Originally published in the Daily Mail December 21, 2003

Winter in the Northeast brings for some, cherished memories of activities unique to that season.  Sleighing, was once a popular means of conveyance on primitive snow covered roads of the 19th and early 20th centuries.  A team of sturdy horses could pull three or more people and their belongings in what was formerly known as a Buffalo Speeding Cutter.  This classic light sleigh, with its thin iron runners, could navigate through deep snow with relative ease.  The weekly ride to church or a visit to Grandma’s became, to many young people, an
adventure.  After waving to passing friends and locating familiar landmarks, they
soon found themselves huddling under a heavy fur blanket as their feet were
warmed by a ceramic vessel under the seat. 

But for the driver of the sleigh, safety was the main concern on every trip.  Early on, sleighs whisked about silently and this created a hazard for pedestrians and other oncoming sleighs.  The need for a warning system became critical.  Laws were passed and the required signal took the form of a long leather strap attached by a buckle to each horse, with many bells spaced evenly along it.  As the horses plodded along, a jangling, melodic sound was produced, letting other drivers know a sleigh was coming. 

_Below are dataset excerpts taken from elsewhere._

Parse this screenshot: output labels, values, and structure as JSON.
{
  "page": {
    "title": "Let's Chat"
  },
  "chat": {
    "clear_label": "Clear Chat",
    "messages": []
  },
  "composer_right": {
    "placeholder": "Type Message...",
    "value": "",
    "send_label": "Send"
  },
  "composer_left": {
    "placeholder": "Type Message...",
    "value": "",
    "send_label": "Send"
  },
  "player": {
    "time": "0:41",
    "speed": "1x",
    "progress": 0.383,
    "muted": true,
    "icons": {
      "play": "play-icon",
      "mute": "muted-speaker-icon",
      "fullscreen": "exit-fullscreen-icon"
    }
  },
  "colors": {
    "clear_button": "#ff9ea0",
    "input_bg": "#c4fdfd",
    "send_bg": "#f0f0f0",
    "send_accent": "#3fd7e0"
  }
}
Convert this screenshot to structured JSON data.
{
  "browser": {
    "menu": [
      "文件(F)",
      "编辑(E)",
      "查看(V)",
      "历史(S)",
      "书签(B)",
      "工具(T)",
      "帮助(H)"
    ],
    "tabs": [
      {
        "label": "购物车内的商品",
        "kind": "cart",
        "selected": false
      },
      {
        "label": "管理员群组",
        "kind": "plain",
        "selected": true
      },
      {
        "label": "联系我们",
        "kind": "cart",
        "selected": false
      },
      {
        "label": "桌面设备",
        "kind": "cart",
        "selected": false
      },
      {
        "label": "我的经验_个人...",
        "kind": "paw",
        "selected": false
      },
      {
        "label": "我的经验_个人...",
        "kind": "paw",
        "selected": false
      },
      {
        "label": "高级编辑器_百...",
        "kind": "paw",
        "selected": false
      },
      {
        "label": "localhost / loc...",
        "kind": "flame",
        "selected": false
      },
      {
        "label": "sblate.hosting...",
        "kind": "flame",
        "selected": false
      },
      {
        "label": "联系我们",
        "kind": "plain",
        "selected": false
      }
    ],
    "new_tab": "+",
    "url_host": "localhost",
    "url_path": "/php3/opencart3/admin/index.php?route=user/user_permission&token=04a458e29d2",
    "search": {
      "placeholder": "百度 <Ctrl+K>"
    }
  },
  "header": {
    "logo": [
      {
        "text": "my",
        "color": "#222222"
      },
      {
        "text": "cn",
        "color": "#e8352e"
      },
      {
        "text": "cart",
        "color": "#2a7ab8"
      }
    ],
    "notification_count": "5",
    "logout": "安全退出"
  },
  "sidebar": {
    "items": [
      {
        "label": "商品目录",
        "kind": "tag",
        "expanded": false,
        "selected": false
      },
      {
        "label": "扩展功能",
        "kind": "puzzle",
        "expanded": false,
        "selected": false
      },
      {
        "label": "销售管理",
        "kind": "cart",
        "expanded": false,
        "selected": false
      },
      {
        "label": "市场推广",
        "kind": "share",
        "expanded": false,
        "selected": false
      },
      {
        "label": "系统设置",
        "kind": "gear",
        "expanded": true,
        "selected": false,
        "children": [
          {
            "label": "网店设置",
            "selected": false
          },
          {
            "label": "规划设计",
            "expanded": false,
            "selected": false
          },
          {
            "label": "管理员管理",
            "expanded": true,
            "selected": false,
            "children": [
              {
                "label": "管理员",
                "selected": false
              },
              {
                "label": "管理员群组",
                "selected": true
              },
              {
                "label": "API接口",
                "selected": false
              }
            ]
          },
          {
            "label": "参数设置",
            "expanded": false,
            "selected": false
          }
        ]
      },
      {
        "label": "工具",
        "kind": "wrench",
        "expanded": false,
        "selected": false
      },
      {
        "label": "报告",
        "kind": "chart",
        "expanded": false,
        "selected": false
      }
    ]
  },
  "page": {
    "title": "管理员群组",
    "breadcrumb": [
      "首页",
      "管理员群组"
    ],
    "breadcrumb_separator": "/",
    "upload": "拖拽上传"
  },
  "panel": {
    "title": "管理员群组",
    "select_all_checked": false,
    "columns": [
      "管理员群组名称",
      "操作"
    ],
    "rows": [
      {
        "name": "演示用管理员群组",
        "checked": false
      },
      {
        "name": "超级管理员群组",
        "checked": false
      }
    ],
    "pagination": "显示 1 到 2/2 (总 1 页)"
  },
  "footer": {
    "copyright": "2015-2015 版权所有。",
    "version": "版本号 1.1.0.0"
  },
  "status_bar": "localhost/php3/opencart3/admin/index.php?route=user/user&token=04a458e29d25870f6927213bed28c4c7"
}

Many of these bells were produced locally, from the factory of William Barton, who came to Cairo in 1828 from East Hampton, Connecticut.  In 1808 Barton had established America’s first factory devoted exclusively to the manufacture of sleigh bells. He had also been the first to develop the method of one-piece sand casting, imbedding the “dangle” in sand which was later shaken out, producing a relatively seamless bell.  This revolutionized the industry by saving much time and expense.  It gave Barton great notoriety in the business.

Since laws had been passed in the early 19th century, requiring the use of sleigh bells on horses used in winter, Barton must have seen great potential in the fast growing towns of Greene County.  There was ample water power, forests to supply the fuel for a foundry and relatively cheap land. 

It was along a tributary of the Shingle Kill, (later to be known as Bell Brook), leading to the Catskill Creek that he would establish a saw mill and factory.  He also apprenticed his sons Hiram and Hibbard who would later establish factories of their own back in East Hampton. 

The locally made bells were stamped with the initials “W. B.” or  “H. B.” and an attractive petal design.  Most were brass or bronze but occasionally made of pewter. All produced a beautiful sound and are still being rediscovered singly or in original straps.  Theirs is a special and exhilarating sound.  Longfellow once described the sound of sleigh bells as  “beating as swift and merrily as the hearts of children.”  Perhaps that is why their sound is so revered, a beckoning call to a simpler time.